Relationship Between Organizations
The CRTC decision articulated a new principle in interpreting this exemption – it is not enough for the sending organization to have “any” relationship with the recipient; rather, the relationship should have such a character as to “demonstrate that the organization had, or intended to create, a relationship that would allow for a complete exemption from [CASL’s anti-spam regime].”  


Compu.Finder sought to demonstrate such a relationship with the recipient organizations by showing either a contractual relationship or some history of correspondence.

To demonstrate a contractual relationship, Compu.Finder produced invoices and proof of payments for one-off transactions with individual employees within the recipient organization.
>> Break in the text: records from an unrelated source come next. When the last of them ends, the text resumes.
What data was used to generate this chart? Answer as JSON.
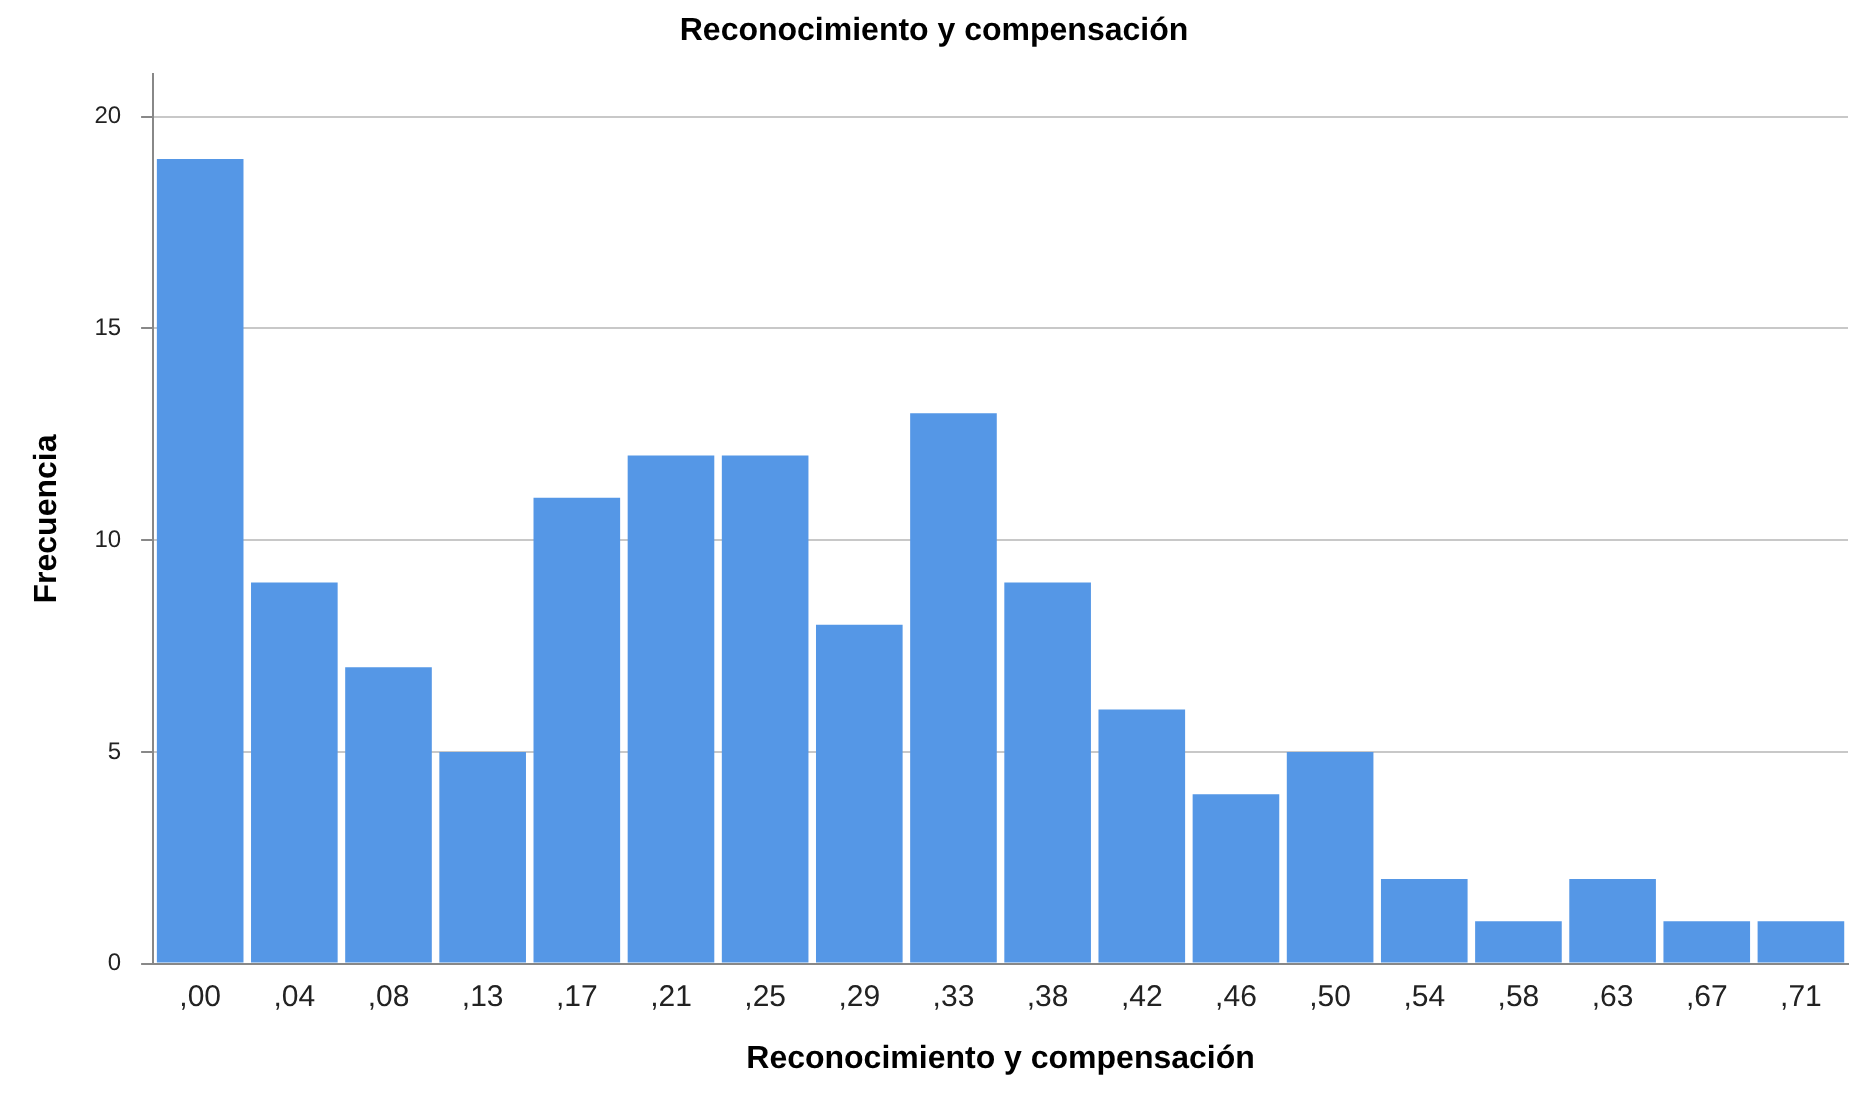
{
  "chart_data": {
    "type": "bar",
    "title": "Reconocimiento y compensación",
    "xlabel": "Reconocimiento y compensación",
    "ylabel": "Frecuencia",
    "categories": [
      ",00",
      ",04",
      ",08",
      ",13",
      ",17",
      ",21",
      ",25",
      ",29",
      ",33",
      ",38",
      ",42",
      ",46",
      ",50",
      ",54",
      ",58",
      ",63",
      ",67",
      ",71"
    ],
    "values": [
      19,
      9,
      7,
      5,
      11,
      12,
      12,
      8,
      13,
      9,
      6,
      4,
      5,
      2,
      1,
      2,
      1,
      1
    ],
    "color": "#5597e6",
    "ylim": [
      0,
      21
    ],
    "yticks": [
      0,
      5,
      10,
      15,
      20
    ],
    "grid": "y"
  }
}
To demonstrate a history of correspondence, Compu.Finder produced a list of individuals it had corresponded with; however, the list had no indication of the period, frequency or content of these messages, or whether such communications were reciprocated.

The CRTC found these stand-alone transactions and history of correspondence insufficient to demonstrate a relationship that would support a presumption that the receiving organization intended to receive messages outside of CASL’s anti-spam regime. 
 
The CRTC also found that there was insufficient evidence that the messages sent by Compu.Finder concerned the activities of the recipient organizations.

Due Diligence Defence
Subsection 33(1) of CASL provides that “a person must not be found to be liable for a violation if they establish that they exercised due diligence to prevent the commission of the violation.”

The Compu.Finder decision references and underscores prior CRTC guidance on the importance of written CASL policies, ongoing audit and monitoring mechanisms, procedures for dealing with third parties to confirm compliance, and adequate employee training. Compu.Finder did not produce evidence that any of these were in place during the period in which the violations occurred, and so was unable to avail itself of the due diligence defence.

As Compu.Finder decision demonstrates, it is not enough to comply with CASL; an organization must also be able to demonstrate its compliance through documented policies and procedures, and records that support any exemptions.
For a discussion of advisable practices and the results of a recent survey on organizational compliance with CASL, see the Fasken Martineau CASL Survey Report “Bridging the Gaps in Understanding and Compliance”.

Conclusions 
The Compu.Finder case provides welcome guidance on the position of the CRTC in respect of key aspects of CASL. It includes a number of useful lessons for organizations subject to CASL as noted above, and shows that organizations can successfully challenge (and significantly reduce) AMPs in appropriate cases.  It is also notable that the decisions come at a time when CASL is under review by the Canadian government and may undergo amendment. While it remains to be seen whether any drastic changes will be made to the law, the Compu.Finder experience may be viewed as a relevant development in the review of how CASL is functioning.